# Suggest a very good lightweight IDE -- JavaBeginner



## user (14. Jan 2004)

I wanna let some other to know it from http://www.javatoolsoft.com .

JavaBeginner is an innovative, powerful and fast java IDE tool for java programmers, especially java beginners. It has a good editor and a wide range of functionality such as: Reporting compile errors promptly(realtime compilation), quick open a desired file located in any directories, java/jsp code-completion, source code navigation, project management, ant support, editor with syntax highlighting, wizards and a fully customizable user interface. 

With JavaBeginner you can directly compile or run your Java program without activating the main document first. JavaBeginner will automatically find the file with the main method or java applet or html file, then it will start the appropriate tool. 
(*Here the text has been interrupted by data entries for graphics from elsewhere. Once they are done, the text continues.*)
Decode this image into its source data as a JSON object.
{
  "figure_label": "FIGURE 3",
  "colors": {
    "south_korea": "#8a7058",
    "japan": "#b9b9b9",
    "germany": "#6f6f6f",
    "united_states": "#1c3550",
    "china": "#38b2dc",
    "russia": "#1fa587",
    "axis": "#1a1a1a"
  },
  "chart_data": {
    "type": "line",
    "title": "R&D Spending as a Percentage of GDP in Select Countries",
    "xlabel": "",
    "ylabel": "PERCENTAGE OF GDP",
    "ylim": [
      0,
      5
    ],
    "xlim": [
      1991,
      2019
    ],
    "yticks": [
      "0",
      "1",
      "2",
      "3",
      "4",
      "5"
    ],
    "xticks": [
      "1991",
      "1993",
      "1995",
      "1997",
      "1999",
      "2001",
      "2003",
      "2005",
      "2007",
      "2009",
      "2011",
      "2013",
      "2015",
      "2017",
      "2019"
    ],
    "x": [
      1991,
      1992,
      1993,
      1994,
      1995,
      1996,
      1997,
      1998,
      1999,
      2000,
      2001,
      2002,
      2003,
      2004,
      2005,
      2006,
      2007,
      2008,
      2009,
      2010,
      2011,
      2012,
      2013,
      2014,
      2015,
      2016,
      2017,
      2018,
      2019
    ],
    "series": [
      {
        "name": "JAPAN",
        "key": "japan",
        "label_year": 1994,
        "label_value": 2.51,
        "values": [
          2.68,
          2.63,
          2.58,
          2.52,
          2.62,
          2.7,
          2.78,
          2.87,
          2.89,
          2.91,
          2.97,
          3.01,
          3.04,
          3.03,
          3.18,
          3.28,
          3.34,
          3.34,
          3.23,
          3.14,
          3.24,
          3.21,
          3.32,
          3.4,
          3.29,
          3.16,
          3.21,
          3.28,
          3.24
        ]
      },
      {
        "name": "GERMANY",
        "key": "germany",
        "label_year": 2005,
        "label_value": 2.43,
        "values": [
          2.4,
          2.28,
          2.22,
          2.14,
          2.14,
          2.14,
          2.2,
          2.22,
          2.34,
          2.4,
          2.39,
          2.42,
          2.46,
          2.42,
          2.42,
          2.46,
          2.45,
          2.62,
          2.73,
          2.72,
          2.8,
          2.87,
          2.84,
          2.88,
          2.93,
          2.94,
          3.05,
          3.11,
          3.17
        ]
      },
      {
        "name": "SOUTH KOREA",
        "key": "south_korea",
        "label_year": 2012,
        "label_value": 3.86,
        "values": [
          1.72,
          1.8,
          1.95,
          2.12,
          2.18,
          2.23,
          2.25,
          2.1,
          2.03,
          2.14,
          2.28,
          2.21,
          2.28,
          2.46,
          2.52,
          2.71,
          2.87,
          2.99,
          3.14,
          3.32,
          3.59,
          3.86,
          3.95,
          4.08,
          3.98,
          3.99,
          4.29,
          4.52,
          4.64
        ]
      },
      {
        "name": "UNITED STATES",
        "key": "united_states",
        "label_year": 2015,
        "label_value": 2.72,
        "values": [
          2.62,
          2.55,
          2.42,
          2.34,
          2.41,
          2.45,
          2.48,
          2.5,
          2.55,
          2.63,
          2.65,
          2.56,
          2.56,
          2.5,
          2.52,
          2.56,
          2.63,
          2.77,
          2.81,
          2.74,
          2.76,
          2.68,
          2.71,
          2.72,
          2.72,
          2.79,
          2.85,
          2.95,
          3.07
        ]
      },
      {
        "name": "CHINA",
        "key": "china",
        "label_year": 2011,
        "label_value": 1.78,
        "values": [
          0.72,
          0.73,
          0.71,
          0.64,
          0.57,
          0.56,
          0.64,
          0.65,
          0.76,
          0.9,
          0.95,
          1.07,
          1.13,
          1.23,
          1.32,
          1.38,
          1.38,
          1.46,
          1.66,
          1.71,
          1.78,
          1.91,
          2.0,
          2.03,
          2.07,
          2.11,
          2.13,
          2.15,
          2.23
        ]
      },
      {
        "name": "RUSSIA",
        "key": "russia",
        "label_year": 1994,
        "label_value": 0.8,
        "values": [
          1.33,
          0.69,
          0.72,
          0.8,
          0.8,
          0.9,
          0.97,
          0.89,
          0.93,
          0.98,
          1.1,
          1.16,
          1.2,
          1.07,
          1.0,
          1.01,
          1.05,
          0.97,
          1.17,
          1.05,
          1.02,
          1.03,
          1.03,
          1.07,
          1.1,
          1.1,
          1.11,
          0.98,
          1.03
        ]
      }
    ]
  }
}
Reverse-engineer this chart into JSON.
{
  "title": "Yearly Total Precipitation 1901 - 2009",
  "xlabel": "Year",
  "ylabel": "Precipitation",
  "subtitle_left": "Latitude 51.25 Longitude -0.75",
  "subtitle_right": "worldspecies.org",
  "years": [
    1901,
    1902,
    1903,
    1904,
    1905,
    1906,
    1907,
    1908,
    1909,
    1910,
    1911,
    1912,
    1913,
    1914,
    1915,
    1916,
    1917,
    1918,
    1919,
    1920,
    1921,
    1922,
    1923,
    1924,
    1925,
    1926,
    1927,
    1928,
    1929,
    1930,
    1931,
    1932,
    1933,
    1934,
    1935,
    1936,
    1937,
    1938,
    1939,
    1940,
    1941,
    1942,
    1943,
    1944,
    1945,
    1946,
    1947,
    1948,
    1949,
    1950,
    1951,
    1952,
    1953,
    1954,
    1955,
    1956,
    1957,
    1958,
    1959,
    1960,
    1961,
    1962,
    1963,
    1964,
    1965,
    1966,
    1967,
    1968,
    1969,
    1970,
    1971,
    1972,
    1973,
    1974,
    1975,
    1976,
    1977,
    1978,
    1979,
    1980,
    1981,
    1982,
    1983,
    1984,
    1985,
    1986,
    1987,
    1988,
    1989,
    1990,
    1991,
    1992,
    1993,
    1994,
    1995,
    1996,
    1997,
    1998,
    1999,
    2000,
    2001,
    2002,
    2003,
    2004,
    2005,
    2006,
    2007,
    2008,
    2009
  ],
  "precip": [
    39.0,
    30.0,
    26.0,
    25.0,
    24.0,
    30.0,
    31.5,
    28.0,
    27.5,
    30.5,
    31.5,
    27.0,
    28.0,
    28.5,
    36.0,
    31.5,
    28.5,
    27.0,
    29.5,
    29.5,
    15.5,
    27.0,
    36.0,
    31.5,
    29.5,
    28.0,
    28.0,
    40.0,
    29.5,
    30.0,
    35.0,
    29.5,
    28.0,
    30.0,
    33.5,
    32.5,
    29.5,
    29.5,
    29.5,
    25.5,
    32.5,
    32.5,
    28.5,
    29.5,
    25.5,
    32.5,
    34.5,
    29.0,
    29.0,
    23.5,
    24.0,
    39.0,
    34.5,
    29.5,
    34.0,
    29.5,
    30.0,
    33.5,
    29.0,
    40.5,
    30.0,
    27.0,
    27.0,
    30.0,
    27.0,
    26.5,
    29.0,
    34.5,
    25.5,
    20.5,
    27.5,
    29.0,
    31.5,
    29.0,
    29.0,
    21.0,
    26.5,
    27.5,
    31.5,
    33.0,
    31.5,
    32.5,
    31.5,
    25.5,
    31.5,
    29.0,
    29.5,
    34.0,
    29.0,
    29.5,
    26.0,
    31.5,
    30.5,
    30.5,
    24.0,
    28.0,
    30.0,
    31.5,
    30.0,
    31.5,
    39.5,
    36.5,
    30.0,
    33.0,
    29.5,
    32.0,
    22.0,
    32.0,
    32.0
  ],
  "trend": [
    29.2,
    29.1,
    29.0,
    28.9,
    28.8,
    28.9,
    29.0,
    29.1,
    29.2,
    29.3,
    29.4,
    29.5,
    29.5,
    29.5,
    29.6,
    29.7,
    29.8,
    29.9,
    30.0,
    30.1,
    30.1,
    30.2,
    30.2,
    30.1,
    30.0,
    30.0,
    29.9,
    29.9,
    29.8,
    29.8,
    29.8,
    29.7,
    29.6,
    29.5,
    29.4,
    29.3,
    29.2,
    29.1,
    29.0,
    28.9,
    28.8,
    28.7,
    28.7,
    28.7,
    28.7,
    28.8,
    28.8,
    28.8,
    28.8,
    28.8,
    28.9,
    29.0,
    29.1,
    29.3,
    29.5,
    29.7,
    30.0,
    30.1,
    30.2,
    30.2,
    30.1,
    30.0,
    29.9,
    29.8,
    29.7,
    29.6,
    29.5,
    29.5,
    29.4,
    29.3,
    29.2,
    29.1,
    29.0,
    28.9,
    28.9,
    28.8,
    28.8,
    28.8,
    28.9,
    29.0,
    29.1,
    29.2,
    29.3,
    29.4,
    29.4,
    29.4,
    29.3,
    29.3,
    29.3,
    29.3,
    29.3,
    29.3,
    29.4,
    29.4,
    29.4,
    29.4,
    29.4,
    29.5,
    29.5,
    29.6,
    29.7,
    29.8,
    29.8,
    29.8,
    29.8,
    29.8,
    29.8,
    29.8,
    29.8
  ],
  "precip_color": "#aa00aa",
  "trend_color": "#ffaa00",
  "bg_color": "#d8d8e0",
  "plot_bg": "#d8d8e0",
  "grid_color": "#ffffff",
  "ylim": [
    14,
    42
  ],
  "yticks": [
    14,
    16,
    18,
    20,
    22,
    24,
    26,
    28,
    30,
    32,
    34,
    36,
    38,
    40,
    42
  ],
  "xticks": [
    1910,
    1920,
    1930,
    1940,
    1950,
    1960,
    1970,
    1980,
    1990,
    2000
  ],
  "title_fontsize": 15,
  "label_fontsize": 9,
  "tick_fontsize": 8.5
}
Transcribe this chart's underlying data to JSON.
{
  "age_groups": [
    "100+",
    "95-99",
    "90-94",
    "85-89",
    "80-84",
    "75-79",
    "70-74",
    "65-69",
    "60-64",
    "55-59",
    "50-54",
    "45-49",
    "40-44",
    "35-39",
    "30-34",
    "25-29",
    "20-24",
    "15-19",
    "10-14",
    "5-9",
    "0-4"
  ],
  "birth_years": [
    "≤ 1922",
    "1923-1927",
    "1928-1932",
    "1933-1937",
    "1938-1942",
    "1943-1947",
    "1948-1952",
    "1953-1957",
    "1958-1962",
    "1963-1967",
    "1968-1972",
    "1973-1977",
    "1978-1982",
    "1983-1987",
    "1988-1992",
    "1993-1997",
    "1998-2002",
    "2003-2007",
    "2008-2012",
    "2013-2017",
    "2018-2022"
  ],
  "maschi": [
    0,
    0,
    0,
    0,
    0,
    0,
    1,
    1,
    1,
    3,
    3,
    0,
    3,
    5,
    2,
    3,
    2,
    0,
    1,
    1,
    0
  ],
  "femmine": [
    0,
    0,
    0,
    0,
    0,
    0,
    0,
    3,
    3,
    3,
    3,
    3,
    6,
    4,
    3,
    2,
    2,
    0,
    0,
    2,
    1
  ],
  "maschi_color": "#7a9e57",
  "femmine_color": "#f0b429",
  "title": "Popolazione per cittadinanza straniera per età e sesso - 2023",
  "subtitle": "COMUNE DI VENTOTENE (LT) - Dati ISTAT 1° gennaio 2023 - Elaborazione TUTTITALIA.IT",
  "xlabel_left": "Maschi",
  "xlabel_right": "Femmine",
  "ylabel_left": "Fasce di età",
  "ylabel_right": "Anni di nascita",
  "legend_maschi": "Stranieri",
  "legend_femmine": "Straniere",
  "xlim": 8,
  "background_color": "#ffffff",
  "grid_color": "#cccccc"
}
http://www.javatoolsoft.com/htmlpages/images/javabeginner_screenshot_1.gif


----------



## sigma (14. Jan 2004)

eclipse from sun has the same functions.
eclpse is tool for beginners and advanced programmers. you can also install c++, php, uml, ... plugins. the main problem is the preformence.

sigma


----------



## Guest (14. Jan 2004)

sigma hat gesagt.:
			
		

> eclipse from sun has the same functions.
> sigma


 :lol: eclipse is gar nich von sun sondern von ibm. lol
von sun gibbet nur das sun one studio bzw. die open source version netbeans.


----------



## stev.glasow (14. Jan 2004)

good link - the api-documentation-browser is indeed only for windows but useful 

and it's really not very creatively to copy the text from your homepage and using it to advertise for your projects - next time i will delete posting like this.

p.s.: an english version of java-forum.net is going to be released around March 2004


----------